Taken together, the expression data and the re-specification of the posterior blastema to an anteriorized fate by GJC loss-of-function suggest that innexin-based GJC mediates instructive signaling during regeneration in planaria. Because of the availability of a simple assay in a clear-cut example of GJC-dependent patterning, and the existence of large amounts of classical as well as molecular and genomic data, this system is very likely to allow important progress on the mechanisms utilized in this spatial regulation. Although the pharmacological GJC blockers, not being subject to compensation or redundancy effects, allowed the rapid identification of an important phenotype that might have been missed if single innexin genetic loss-of-function experiments were pursued, it is now crucial to utilize RNAi-based gene abrogation to determine precisely which innexins are responsible for mediating the anterior-posterior polarity signals, and use their expression pattern and biophysical properties to formulate testable mechanistic models of how large-scale polarity is imposed on tissue.

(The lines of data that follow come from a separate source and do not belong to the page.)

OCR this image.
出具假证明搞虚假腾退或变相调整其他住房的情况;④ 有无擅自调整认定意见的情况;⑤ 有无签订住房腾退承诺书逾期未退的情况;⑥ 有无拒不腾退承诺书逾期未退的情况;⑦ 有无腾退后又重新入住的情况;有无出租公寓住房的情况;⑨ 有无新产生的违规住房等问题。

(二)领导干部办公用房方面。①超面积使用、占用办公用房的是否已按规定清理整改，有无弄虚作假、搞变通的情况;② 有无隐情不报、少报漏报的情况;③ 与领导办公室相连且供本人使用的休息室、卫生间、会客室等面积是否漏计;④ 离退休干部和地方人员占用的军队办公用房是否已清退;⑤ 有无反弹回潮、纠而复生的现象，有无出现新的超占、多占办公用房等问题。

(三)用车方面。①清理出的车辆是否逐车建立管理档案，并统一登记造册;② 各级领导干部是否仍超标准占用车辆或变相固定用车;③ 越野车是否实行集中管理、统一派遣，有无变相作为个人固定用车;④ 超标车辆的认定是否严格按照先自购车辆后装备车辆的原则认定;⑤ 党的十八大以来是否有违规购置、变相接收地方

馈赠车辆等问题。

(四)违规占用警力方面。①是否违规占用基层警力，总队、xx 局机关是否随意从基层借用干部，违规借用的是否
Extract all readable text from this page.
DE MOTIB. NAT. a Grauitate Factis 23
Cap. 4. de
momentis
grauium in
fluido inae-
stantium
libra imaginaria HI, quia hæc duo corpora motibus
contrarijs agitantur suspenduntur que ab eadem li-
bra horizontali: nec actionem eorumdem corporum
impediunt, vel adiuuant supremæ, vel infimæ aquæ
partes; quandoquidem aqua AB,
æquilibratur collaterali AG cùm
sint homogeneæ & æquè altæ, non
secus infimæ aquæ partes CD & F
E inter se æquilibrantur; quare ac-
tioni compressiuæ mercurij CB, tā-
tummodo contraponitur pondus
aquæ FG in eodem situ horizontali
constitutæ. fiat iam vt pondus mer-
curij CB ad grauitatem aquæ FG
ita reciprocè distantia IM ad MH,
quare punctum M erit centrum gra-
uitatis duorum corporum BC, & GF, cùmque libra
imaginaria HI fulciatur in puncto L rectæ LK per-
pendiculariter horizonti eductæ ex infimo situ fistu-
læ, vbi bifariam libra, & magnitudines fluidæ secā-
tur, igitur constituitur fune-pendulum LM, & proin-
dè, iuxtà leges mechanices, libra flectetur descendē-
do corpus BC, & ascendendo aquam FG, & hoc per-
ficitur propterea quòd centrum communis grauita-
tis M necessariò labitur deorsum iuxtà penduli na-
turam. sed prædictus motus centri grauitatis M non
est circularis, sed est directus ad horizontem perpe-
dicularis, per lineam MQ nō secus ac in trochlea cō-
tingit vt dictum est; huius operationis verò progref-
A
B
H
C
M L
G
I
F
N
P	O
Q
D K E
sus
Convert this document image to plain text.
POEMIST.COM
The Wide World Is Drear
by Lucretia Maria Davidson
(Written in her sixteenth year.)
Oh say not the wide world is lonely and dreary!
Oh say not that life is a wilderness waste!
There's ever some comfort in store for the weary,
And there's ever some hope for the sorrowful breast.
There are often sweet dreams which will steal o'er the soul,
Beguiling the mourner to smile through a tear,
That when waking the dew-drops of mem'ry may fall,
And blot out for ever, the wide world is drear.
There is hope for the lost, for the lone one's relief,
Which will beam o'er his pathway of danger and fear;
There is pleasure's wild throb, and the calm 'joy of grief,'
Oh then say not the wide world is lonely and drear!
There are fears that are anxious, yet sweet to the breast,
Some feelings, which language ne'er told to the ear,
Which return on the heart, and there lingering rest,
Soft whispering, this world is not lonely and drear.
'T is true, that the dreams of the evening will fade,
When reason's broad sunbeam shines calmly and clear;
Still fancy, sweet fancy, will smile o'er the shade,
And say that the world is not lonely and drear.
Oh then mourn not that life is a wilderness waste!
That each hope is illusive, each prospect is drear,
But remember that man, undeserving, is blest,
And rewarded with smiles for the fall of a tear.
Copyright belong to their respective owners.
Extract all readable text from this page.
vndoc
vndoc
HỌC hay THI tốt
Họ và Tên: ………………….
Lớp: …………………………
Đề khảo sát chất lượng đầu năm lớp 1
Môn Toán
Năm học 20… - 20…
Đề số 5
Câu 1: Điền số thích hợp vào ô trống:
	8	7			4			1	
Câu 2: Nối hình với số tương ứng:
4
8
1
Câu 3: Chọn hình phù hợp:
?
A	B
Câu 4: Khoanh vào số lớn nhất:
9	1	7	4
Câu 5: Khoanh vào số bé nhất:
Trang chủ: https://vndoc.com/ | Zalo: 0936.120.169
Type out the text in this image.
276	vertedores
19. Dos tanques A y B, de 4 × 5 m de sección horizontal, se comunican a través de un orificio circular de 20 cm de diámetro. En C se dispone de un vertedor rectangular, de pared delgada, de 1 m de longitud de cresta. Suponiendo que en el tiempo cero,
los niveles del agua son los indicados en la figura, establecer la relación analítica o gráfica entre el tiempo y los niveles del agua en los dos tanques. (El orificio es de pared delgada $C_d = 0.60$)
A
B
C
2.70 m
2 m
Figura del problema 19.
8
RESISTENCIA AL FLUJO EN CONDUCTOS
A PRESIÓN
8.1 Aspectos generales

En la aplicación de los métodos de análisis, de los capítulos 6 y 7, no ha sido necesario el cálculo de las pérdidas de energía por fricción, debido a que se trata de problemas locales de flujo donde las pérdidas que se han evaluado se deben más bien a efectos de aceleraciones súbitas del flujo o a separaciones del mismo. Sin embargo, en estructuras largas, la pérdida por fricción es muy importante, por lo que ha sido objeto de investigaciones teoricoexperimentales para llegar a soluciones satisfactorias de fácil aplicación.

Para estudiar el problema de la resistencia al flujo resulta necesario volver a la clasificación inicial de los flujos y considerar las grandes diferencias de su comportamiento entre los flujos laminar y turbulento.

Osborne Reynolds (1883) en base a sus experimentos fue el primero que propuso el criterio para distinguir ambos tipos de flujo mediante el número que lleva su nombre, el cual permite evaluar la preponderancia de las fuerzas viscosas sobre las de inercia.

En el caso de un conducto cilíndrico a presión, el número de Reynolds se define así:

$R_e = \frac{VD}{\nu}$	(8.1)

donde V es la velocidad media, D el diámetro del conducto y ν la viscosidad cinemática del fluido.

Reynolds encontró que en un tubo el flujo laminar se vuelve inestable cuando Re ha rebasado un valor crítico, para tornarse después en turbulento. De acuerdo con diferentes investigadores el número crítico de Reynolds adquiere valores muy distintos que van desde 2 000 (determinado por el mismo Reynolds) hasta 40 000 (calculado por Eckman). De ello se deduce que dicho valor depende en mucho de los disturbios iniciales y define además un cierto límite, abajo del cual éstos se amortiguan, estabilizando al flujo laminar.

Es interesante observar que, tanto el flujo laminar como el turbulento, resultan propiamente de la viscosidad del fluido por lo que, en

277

GJC and left-right asymmetry

A considerable amount of data on the function of GJC in vertebrate patterning, including evolutionary conservation in two species, is now available in the field of left-right (LR) axial patterning. The vertebrate body-plan is based on a bilaterally-symmetrical structure; however, the visceral organs and brain display marked and consistent asymmetries in their location or geometry with respect to the embryonic midline. Left-right asymmetry is a fascinating example of large-scale embryonic patterning and consistent laterality of vertebrates raises many deep theoretical issues linking molecular stereo-chemistry with multi-cellular pattern control (Burdine and Schier, 2000; Levin, 2005). Because no macroscopic force distinguishes right from left, a powerful paradigm has been proposed to leverage large-scale asymmetry from the chirality of sub-cellular components (Brown et al., 1991; Brown and Wolpert, 1990). In this class of models, some molecule or organelle with a fixed chirality is oriented with respect to the antero-posterior and dorso-ventral axes, and its chiral nature is thus able to nucleate asymmetric processes. Thus, the first developmental event that distinguishes left from right is generally thought to take place on a subcellular scale. However, it is now known that a pathway of multi-cellular fields of asymmetric gene expression directs the laterality of asymmetric organs (Levin, 1998; Yost, 2001). A mechanism must then exist to transduce subcellular signals to cell fields, and thus convert information about LR direction to that of a cell’s position with respect to the midline.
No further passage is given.